Migrant workers are those who travel around to different ranches looking for work. Many migrant workers have dreams of someday settling down and owning land of their own once they save up enough money. However, these dreams are rarely fulfilled. These issues are present in the novel Of Mice and Men by John Steinbeck, the short story “The Circuit” by Francisco Jimenez, and the poem “Hay for the Horses” by Gary Snyder. In Of Mice and Men, the protagonists George and Lennie, two migrant workers in California, have such a dream. They dream of having their own land, with “a little house and a couple of acres an’a cow and some pigs” (14). However, this dream is hindered by the actions of Lennie, who repeatedly gets into trouble on the ranches where George and Lennie find work. To foreshadow in the beginning of the book that Lennie will do something wrong at their next home, Steinbeck uses the image of the heron eating the water snake as symbolism. George, Lennie, and Candy are also discouraged by the other men on the ranch, who tell them they’re “just kidding [themselves). [They’ll] talk about it a hell of a lot, but [they] won’t get no land” (75).

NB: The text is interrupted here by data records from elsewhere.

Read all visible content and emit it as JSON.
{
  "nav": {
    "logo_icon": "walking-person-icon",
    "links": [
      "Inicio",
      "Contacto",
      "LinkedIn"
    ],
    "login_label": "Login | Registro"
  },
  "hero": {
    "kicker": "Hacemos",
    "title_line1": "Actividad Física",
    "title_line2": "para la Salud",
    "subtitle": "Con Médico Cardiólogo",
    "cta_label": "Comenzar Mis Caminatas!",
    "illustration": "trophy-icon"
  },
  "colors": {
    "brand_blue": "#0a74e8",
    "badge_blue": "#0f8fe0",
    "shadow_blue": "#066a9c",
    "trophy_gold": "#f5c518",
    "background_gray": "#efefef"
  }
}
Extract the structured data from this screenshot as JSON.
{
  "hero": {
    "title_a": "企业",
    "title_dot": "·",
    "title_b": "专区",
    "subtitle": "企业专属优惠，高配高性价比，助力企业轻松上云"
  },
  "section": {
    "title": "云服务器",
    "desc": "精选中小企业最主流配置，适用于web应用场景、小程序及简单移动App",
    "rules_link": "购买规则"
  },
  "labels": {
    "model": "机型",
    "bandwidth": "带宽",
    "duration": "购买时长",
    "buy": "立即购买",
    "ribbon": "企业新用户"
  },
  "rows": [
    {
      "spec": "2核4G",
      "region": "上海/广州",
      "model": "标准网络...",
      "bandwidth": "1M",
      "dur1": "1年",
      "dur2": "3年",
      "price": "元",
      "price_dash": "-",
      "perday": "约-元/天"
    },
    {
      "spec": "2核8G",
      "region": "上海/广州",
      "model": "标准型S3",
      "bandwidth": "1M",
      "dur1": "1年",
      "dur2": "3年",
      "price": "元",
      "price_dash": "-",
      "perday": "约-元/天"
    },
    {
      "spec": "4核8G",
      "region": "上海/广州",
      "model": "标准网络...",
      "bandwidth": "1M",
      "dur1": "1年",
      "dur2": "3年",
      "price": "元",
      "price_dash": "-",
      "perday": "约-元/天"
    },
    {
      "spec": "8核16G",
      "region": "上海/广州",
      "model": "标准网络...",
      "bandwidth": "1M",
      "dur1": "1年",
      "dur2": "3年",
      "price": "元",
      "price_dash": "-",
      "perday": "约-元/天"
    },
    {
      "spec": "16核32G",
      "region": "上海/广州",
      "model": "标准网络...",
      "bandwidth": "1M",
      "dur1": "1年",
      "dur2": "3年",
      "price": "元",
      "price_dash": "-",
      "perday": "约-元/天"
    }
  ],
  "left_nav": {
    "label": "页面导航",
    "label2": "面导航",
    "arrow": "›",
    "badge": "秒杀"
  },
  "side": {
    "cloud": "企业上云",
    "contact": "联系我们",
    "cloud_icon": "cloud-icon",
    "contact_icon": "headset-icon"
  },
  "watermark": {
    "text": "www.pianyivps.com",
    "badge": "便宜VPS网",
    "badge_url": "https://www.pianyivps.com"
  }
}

Thus, their dreams are hindered by their employment as farm hands. In the poem “Hay for the Horses” the protagonist is in the same sort of situation as George and Lennie. He is coming in from a long drive to bring hay to the barn where he works, and is tired. The author uses sight and sound imagery to describe the barn, with its “splintery redwood rafters” (9) and “flecks of alfalfa /whirling through the shinglecracks of light” (10-11). The protagonist says he “sure would hate to [buck hay] all his life/ and…that’s just what [he’s] gone and done”” (20). Like George and Lennie, this man was somehow unable to fulfill his dreams of leaving the ranching business to live a better life. In the short story “The Circuit” by Francisco Jimenez, the protagonist Panchito and his family work on ranches, moving frequently to follow the work. Every year, when the strawberry-picking season is over, his family moves to Fresno to find work there. Panchito dreads the move, and “the thought of having to move to Fresno… brought tears to [his] eyes” (5).
After a few months in Fresno, he is able to stop working and go to school. On his first day, his teacher asks Panchito if he would like to learn to play the d Panchito eagerly agrees. He rushes home to tell his parents the good news, but when he gets there, he sees “everything that we owned neatly packed in cardboard boxes” (35), ready to move again. Francisco Jimenez strengthens this theme by using imagery to show how much Panchito despises his job. He describes the buzzing insects, the wet sweat, and the hot, dry dust” (21) that make picking grapes so unbearable. Also like George and Lennie, Panchito and his siblings never get the chance to stay in one place and get an education in order to make a better life for themselves due to their family being one of migrant workers. Panchito, George, Lennie, and the protagonist of “Hay for the Horses” are just a few examples of those whose dreams are cast aside by the duties of migrant farm working. Although they all have dreams of having a better future, those dreams are often in vain.